São como um vírus que se vai instalando e corroendo cada esquina. Tornando-as sombrias, sujas e vazias.
Primeiro uma, depois outra mais abaixo, depois a da frente. Uma a uma as montras da cidade vão ficando vazias, preenchidas apenas pelo papel pardacento do sol onde se lê “Aluga-se”.
A rua do comércio é já só uma sombra daquilo que foi e nem nas manhãs de sábado se parece consigo. As vozes calaram-se e a rua passou a ser apenas isso, uma rua onde se passa apressadamente. Não há mais necessidade de abrandar o passo e ver as montras. Elas estão a ficar literalmente VAZIAS.
E as que não estão vazias estão desfasadas. Demasiado caras, demasiado formatadas umas com as outras, produto importado da china, ou alta gama do produto português.
Não me ilibo da culpa. Também eu deixei de comprar aqui há muito. Primeiro porque ir a Badajoz era mais barato, depois porque ir a Lisboa era mais divertido, agora porque ir a Castelo Branco é mais perto.
Primeiro porque a aqui o preço não era competitivo, depois porque a oferta é pouca e indiferenciada, e porque em Portalegre, as lojas são hoje um império Chinês.
Mas também não retiro a culpa àqueles que não perceberem que das 9h às 19h não é um horário conveniente para quem trabalha e que compras ao sábado, para quem bebe um copo à sexta-feira à noite, só se fazem da parte da tarde.

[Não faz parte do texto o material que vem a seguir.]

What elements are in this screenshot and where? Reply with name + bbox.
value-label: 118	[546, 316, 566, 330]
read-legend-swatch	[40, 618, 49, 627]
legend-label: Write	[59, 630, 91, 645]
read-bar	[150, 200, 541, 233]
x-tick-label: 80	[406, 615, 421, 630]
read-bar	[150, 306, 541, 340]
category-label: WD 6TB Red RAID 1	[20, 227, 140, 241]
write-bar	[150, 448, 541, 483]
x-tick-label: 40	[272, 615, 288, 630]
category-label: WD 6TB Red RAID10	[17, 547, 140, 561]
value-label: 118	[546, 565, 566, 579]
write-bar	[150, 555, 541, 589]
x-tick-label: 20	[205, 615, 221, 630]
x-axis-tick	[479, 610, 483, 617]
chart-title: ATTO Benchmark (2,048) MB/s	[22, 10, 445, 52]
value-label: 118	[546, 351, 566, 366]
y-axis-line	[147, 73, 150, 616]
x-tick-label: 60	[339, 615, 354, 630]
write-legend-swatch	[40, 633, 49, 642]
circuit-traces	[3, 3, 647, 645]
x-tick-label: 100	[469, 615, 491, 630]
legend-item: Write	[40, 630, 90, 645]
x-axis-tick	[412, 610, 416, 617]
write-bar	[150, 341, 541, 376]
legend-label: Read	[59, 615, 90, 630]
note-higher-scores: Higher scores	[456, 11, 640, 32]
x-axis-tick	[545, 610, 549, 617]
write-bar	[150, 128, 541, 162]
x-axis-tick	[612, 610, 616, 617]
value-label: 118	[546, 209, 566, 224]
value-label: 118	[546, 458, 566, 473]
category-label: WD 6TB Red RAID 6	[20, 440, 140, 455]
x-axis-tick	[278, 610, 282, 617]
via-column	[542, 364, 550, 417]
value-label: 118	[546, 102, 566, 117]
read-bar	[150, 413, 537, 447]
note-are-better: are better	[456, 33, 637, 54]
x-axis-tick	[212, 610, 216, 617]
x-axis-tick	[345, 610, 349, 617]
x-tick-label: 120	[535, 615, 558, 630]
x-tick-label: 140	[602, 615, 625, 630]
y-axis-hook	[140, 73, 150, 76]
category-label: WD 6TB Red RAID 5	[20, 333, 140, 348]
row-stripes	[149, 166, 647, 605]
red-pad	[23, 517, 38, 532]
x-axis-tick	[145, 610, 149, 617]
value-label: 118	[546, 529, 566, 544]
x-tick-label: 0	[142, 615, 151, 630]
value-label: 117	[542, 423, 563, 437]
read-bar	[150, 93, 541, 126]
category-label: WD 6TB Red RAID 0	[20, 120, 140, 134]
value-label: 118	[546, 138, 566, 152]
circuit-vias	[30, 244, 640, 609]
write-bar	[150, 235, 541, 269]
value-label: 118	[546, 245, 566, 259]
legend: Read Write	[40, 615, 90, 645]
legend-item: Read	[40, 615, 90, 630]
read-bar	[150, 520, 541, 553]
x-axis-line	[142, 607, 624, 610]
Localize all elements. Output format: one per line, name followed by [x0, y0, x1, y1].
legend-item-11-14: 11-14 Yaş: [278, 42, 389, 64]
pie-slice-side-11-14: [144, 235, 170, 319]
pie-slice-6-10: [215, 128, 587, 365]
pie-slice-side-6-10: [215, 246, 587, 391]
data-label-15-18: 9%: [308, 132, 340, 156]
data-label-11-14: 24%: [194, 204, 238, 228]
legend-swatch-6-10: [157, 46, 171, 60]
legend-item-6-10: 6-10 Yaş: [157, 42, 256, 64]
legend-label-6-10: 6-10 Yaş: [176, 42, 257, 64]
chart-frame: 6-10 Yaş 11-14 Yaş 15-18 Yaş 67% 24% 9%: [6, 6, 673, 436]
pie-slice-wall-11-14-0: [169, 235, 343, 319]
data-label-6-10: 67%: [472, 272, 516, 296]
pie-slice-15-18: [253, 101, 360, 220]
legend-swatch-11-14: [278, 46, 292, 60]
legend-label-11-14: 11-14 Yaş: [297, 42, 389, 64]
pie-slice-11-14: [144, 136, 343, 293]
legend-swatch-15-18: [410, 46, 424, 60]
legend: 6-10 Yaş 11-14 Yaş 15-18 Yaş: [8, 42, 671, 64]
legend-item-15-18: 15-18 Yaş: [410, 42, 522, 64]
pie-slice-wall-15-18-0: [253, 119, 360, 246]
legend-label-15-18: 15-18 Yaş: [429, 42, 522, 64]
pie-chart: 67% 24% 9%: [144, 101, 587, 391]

E também para os que não perceberam que a classe média perdeu poder de compra e por isso havia que apostar em produtos competitivos na sua relação qualidade/preço/design.
Pouco interessa de quem é a culpa. Há uma epidemia crescente de montras vazias na cidade e se o comércio local é o barómetro da vida que pulsa numa comunidade, então pessoal, tragam o desfibrilador.
A nossa cidade está em paragem cardíaca.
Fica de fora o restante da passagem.